The title War and Peace can be interpreted as the two sides of a man's nature, echoing the the concept of the two wolves within us that suggests we each harbor a good and an evil side, and the one that thrives is the one we choose to feed. Our natural state is good but war triggers the bad side to come out with great force.



Summing up


In the previous post, I used war in War and Peace to signify battlefield conflict, geopolitics, and the characters’ professional lives, while peace referred to their family ties, romantic relationships, and inner worlds. This duality can be reframed in three deeper interpretations.

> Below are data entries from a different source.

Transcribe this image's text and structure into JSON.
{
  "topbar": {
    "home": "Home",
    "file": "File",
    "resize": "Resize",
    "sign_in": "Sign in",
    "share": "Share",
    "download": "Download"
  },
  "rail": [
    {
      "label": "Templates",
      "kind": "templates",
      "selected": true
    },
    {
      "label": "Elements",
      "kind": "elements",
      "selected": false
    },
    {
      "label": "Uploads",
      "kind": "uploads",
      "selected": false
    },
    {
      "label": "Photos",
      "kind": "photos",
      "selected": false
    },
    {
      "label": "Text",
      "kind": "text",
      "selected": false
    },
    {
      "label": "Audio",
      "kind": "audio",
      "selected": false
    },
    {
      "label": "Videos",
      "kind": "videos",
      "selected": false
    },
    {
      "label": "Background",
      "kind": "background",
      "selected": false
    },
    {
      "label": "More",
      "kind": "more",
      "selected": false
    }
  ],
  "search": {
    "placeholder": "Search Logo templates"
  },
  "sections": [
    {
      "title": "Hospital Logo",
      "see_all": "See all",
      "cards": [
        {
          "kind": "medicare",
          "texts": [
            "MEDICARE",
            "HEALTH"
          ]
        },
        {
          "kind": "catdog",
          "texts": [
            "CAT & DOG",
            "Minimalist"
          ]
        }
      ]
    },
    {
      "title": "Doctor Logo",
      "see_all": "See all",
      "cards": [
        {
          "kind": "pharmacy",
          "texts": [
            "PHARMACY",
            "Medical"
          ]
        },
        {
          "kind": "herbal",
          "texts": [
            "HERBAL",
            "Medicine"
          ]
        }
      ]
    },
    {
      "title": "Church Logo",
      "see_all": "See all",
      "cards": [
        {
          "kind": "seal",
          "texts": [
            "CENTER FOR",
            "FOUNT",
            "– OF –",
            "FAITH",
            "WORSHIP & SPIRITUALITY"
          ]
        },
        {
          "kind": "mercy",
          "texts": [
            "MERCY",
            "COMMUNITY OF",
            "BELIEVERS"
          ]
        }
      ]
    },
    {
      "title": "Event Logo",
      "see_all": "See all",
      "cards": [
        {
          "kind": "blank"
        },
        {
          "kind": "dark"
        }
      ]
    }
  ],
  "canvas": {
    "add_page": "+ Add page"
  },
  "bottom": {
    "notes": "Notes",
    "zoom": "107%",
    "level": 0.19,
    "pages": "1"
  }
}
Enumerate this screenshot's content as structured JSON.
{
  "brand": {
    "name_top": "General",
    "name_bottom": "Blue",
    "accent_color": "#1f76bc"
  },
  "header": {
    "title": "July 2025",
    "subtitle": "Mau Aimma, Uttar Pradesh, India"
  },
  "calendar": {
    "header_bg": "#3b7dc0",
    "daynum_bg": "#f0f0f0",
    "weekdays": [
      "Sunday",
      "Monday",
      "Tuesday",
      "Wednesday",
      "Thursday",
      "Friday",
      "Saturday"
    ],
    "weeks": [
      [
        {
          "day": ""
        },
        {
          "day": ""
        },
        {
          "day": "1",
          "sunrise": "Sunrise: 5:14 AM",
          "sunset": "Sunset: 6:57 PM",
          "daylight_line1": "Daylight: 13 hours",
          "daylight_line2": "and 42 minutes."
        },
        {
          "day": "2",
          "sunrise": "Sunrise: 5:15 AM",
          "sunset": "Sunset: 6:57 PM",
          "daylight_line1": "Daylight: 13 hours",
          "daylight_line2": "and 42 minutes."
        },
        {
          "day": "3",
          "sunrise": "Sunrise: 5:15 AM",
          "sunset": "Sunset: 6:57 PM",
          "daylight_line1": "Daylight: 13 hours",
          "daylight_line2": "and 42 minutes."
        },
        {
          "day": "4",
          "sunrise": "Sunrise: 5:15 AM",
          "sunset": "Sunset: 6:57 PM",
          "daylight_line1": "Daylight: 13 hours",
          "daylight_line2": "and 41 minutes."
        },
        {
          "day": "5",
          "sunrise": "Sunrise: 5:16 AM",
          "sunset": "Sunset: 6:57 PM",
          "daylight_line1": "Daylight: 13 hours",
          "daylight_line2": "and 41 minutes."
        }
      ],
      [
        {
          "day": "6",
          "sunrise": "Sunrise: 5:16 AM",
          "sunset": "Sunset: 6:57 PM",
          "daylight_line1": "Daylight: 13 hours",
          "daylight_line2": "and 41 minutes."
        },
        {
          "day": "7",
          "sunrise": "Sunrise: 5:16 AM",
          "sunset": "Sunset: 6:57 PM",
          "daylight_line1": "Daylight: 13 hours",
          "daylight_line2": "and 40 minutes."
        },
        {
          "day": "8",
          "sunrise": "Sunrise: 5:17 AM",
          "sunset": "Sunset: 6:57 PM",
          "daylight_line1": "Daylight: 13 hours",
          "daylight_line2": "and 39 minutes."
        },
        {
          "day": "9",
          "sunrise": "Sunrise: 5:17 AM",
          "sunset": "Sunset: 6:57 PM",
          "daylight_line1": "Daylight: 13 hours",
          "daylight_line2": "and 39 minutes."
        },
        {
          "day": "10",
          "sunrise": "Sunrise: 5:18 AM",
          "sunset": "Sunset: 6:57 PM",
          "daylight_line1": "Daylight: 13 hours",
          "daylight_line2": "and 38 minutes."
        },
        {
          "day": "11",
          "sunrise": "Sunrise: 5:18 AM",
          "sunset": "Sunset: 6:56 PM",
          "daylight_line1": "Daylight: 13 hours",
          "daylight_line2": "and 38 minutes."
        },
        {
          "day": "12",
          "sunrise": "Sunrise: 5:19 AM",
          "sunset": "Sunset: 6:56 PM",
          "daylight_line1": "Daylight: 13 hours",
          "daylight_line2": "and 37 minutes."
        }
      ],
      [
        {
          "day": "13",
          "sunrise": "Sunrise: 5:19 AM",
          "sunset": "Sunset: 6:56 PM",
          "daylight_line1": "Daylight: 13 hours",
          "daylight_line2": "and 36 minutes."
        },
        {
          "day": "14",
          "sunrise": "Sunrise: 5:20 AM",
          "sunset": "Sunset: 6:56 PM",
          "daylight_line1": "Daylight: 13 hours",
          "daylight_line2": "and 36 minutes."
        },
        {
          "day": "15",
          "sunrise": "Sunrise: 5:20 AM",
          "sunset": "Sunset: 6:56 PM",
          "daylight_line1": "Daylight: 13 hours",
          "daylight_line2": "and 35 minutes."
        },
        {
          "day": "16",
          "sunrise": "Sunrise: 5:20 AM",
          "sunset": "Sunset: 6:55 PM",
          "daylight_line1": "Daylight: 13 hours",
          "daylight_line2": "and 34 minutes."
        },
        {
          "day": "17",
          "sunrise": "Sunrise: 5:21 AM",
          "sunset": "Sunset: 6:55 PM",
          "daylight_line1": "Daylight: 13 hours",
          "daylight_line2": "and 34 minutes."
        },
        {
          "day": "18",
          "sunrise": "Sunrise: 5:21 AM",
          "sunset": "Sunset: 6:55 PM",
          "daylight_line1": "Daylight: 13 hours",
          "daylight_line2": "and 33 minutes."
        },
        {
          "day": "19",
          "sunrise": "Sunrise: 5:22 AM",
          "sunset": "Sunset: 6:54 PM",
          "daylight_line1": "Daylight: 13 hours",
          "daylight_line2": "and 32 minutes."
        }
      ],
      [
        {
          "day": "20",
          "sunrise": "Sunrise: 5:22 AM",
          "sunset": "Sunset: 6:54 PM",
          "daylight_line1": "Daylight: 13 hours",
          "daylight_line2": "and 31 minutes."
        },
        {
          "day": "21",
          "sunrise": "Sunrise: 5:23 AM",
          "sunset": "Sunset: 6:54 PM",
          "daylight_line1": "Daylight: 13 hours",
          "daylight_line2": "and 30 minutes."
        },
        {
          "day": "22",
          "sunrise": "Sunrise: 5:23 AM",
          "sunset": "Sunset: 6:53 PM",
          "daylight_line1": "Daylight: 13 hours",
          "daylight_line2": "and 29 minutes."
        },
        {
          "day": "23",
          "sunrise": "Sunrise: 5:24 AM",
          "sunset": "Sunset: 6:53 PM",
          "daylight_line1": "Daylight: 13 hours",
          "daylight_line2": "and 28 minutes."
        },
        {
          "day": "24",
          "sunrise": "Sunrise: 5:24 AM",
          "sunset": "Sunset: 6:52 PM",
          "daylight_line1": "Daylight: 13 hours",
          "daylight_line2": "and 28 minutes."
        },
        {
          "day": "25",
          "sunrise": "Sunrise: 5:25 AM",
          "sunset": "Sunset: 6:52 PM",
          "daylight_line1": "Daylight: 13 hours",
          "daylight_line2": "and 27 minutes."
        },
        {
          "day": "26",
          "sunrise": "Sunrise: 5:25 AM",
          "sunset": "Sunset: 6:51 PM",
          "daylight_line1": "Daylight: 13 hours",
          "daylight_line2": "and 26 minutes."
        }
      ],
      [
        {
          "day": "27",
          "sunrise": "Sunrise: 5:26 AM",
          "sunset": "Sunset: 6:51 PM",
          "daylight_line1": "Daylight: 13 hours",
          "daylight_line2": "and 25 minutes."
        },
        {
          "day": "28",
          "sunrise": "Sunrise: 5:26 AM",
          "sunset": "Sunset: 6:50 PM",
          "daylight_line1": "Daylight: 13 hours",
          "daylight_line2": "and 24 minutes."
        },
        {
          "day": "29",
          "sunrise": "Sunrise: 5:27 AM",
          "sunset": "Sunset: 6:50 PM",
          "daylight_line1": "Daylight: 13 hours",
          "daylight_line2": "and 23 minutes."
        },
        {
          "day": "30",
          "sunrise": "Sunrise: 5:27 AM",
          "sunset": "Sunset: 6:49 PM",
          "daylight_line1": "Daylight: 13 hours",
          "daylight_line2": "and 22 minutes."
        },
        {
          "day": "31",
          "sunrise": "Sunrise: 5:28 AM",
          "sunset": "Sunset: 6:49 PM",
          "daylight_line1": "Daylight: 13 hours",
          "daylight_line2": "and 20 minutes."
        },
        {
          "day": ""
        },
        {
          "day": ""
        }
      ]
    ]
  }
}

First, war represents the realm of collective action and the laws that govern it, while peace embodies individual action and the felt experience of free will that shapes it. Like Tolstoy’s characters, we are all simultaneously individuals pursuing personal goals (peace) and participants in collective actions (war) that often hinder those goals through destruction and disruption. Though we act with a sense of free will, we are subject to impersonal forces—like physical laws—indifferent to our comfort. Yet each person, through ethical choices in their private pursuits, can help mitigate the mass suffering tied to historical events.


Second, war symbolizes the evil within us, while peace stands for the good. Human nature is intrinsically altruistic, though circumstances may obscure this truth. Still, peace—our better nature—always lies beneath war, waiting to be reclaimed.


Third, war signifies suffering and peace joy. Suffering can act as a vehicle for self-purification, deepening our empathy and connection to others. This echoes the Buddhist practice of tonglen, in which one breathes in the suffering of others and exhales relief and healing.


Underlying all these interpretations lies another duality beyond "war and peace": it is Pierre's framing of men as “children of the earth and children of the universe in eternity.” The purpose of life, then, is to dissolve the illusion of separateness between these two identities—by consciously nurturing our connection to all living beings and recognizing our true nature as infinitesimal parts of an interconnected whole. Death is not an end, but a transition on the path toward merging with the divine.


This essay, the second in a three-part series, explores the key themes of War and Peace. Part 3 will conclude the series with some additional musings on this richly textured classic.